Step 3: Verify Cluster Health
-
Open Kubectl Terminal.
-
Verify the cluster is healthy and ready for workloads.

New nodes will be:
- Initialized
- Joined to cluster
- Configured with software
- Made available for workloads
Scale Cluster Down
Considerations Before Scaling Down
- Ensure workloads can migrate safely
- Drain jobs from nodes to be removed
- Verify no persistent data will be lost
- Plan for temporary service interruption
Step 1: Update Worker Count
-
Click the cluster name or the ellipsis (three-dot) menu, then click Scale Cluster.

-
Set a worker node count that is less than the current count.
-
Click Save Changes.

Step 2: Confirm and Monitor Scale Down
-
Click Confirm on the confirmation pop up.

-
Monitor cluster status. During scale down, status shows Scaling ↓.

-
After scale down completes, confirm worker node count is reduced (for example, from 2 to 1).

Step 3: Verify Cluster Health
-
Open Kubectl Terminal.
-
Confirm the cluster is healthy after node removal.

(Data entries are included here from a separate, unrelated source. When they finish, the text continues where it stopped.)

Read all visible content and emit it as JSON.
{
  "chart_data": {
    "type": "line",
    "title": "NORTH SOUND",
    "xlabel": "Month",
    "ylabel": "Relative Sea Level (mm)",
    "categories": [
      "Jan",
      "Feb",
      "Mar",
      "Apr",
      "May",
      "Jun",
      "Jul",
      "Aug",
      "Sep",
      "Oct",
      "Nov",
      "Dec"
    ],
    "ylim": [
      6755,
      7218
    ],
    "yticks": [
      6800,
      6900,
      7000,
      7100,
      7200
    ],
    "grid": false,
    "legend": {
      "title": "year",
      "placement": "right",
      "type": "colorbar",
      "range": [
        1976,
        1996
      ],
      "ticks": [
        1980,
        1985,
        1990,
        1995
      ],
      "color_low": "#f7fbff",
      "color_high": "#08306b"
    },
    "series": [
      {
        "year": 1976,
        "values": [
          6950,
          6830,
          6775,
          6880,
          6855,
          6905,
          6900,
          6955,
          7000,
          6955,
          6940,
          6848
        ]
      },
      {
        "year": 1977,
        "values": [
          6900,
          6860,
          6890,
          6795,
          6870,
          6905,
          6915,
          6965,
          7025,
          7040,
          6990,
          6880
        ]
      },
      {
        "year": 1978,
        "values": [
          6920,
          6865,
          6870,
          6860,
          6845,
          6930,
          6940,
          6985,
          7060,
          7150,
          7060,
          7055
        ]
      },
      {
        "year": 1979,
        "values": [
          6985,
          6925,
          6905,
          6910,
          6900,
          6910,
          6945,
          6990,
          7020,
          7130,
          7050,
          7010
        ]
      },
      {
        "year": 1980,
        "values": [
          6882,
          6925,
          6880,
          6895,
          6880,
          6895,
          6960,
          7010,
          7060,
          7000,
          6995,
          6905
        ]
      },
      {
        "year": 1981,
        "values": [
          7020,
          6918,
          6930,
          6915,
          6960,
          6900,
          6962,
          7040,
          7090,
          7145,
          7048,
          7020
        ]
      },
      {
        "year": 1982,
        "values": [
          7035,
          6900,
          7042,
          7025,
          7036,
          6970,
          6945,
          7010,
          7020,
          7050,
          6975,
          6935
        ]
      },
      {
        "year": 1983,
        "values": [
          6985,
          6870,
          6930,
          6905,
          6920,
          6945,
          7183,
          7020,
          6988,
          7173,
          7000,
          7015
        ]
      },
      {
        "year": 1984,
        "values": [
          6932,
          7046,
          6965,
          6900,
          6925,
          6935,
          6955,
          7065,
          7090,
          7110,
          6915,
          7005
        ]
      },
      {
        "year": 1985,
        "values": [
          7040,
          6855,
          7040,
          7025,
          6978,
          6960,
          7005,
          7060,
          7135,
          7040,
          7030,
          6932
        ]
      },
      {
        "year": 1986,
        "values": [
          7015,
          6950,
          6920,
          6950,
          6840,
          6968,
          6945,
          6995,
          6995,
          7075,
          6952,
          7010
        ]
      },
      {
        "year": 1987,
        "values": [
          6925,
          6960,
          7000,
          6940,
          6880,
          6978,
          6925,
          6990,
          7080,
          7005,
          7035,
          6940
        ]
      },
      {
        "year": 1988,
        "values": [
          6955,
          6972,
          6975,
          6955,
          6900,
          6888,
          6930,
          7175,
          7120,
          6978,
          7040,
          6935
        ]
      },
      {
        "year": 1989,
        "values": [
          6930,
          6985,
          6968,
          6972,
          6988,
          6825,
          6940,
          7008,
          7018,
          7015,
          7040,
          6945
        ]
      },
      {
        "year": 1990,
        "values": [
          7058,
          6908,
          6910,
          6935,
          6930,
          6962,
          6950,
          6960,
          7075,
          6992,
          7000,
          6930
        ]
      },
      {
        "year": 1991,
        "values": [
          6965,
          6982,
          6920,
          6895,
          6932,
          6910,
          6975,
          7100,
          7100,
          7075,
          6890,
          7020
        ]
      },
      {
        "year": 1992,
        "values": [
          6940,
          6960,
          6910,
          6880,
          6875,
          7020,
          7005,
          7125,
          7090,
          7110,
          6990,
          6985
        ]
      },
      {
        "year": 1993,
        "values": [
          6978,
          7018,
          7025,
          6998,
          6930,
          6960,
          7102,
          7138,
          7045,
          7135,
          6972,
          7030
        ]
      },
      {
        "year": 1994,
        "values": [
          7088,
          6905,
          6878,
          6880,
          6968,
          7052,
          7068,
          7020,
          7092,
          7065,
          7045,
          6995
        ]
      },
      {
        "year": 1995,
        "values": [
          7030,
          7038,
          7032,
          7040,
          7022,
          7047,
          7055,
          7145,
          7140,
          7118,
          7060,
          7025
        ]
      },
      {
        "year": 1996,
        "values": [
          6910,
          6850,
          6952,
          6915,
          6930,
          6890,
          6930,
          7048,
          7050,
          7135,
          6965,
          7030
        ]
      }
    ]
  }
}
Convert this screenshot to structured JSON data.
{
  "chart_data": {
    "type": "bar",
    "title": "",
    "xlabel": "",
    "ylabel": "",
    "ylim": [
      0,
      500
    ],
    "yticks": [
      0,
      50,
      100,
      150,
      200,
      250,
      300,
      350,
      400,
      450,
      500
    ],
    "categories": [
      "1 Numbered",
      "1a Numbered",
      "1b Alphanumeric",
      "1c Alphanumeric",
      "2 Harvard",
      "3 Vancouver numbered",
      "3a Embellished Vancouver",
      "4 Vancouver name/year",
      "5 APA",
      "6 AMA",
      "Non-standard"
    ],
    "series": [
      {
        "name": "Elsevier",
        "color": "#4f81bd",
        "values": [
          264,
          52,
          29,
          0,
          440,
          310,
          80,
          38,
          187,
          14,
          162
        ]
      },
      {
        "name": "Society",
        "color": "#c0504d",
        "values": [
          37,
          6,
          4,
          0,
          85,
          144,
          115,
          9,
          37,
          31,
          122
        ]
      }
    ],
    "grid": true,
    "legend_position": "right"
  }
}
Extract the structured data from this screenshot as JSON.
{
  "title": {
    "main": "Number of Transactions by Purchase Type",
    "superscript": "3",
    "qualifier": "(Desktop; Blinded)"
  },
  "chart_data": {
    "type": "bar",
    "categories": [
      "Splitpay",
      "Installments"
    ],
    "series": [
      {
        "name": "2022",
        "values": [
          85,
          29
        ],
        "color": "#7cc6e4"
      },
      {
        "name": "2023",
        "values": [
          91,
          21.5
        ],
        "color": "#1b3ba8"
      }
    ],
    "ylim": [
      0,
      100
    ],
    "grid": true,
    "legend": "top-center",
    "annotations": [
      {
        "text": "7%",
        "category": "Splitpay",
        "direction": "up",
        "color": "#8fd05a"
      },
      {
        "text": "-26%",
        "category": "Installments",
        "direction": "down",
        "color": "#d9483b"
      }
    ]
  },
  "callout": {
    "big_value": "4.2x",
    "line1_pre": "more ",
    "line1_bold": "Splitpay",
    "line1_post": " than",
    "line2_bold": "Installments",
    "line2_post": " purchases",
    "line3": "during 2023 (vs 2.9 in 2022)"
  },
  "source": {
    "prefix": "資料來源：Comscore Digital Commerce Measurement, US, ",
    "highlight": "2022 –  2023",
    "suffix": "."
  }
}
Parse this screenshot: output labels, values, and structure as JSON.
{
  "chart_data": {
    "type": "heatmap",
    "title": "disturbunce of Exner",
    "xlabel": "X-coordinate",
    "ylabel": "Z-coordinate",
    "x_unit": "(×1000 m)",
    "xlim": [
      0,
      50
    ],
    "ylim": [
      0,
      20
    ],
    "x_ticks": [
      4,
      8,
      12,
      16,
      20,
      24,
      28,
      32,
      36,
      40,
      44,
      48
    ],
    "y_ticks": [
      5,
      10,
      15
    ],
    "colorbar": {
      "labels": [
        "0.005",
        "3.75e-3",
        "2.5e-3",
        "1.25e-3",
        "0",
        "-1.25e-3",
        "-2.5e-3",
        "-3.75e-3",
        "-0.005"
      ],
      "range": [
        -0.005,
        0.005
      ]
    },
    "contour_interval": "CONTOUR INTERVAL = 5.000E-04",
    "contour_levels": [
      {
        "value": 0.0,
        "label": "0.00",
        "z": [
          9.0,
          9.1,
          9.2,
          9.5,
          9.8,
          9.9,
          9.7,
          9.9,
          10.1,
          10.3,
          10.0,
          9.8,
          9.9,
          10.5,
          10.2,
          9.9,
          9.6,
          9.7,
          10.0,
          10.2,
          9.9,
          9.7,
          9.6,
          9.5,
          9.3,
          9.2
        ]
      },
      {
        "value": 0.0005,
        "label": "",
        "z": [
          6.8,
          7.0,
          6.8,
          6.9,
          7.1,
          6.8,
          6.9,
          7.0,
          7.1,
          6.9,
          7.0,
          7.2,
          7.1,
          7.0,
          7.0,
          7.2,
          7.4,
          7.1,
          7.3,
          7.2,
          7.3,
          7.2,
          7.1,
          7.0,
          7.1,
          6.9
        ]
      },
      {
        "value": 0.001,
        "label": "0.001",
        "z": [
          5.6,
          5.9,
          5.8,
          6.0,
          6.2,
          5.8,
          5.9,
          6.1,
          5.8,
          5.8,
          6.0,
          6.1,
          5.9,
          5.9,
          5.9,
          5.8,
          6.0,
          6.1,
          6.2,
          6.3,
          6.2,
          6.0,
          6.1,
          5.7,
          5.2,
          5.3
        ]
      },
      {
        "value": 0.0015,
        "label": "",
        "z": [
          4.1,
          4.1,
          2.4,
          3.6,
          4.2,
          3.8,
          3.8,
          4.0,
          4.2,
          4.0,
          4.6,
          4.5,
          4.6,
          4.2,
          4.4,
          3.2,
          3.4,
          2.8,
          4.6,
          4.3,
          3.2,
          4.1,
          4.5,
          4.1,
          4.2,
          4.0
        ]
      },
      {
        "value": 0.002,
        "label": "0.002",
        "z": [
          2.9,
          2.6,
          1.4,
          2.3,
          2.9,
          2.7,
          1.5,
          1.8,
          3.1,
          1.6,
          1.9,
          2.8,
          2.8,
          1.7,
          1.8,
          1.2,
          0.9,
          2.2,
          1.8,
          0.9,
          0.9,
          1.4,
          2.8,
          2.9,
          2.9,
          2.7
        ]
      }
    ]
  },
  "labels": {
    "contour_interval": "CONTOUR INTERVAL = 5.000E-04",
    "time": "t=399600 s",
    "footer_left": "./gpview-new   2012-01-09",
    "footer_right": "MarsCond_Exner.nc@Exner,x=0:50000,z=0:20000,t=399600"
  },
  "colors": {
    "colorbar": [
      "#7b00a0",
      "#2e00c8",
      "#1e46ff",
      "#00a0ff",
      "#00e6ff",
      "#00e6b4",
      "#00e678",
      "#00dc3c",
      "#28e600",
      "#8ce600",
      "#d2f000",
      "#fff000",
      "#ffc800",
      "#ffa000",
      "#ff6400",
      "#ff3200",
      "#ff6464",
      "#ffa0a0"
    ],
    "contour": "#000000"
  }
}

Auto-Scaling (If Available)
Configure Auto-Scaling
Some clusters support automatic scaling:
- Navigate to Cluster Settings
- Select Auto-Scaling
- Configure parameters:

- Minimum nodes
- Maximum nodes
- Scale-up threshold
- Scale-down threshold
- Cooldown period
How Auto-Scaling Works
- Monitors resource utilization
- Automatically adds nodes when threshold exceeded
- Automatically removes nodes when underutilized
- Respects min/max limits
Best Practices
Scaling Decisions
- Monitor trends before scaling
- Scale gradually in response to demand
- Keep buffer capacity for spikes
- Document scaling decisions
Timing
- Scale during low-usage windows for scale-down
- Plan scale-up ahead of known demand
- Avoid scaling during critical operations
- Allow time for node initialization
Cost Optimization
- Scale down during off-peak hours
- Use right-sized node types
- Monitor actual vs allocated resources
- Adjust quotas based on patterns
Kubernetes Specific
HPA (Horizontal Pod Autoscaler)
For pod-level scaling in Kubernetes:
kubectl autoscale deployment <deployment> --min=2 --max=10
VPA (Vertical Pod Autoscaler)
For resource recommendation:
kubectl apply -f vpa-config.yaml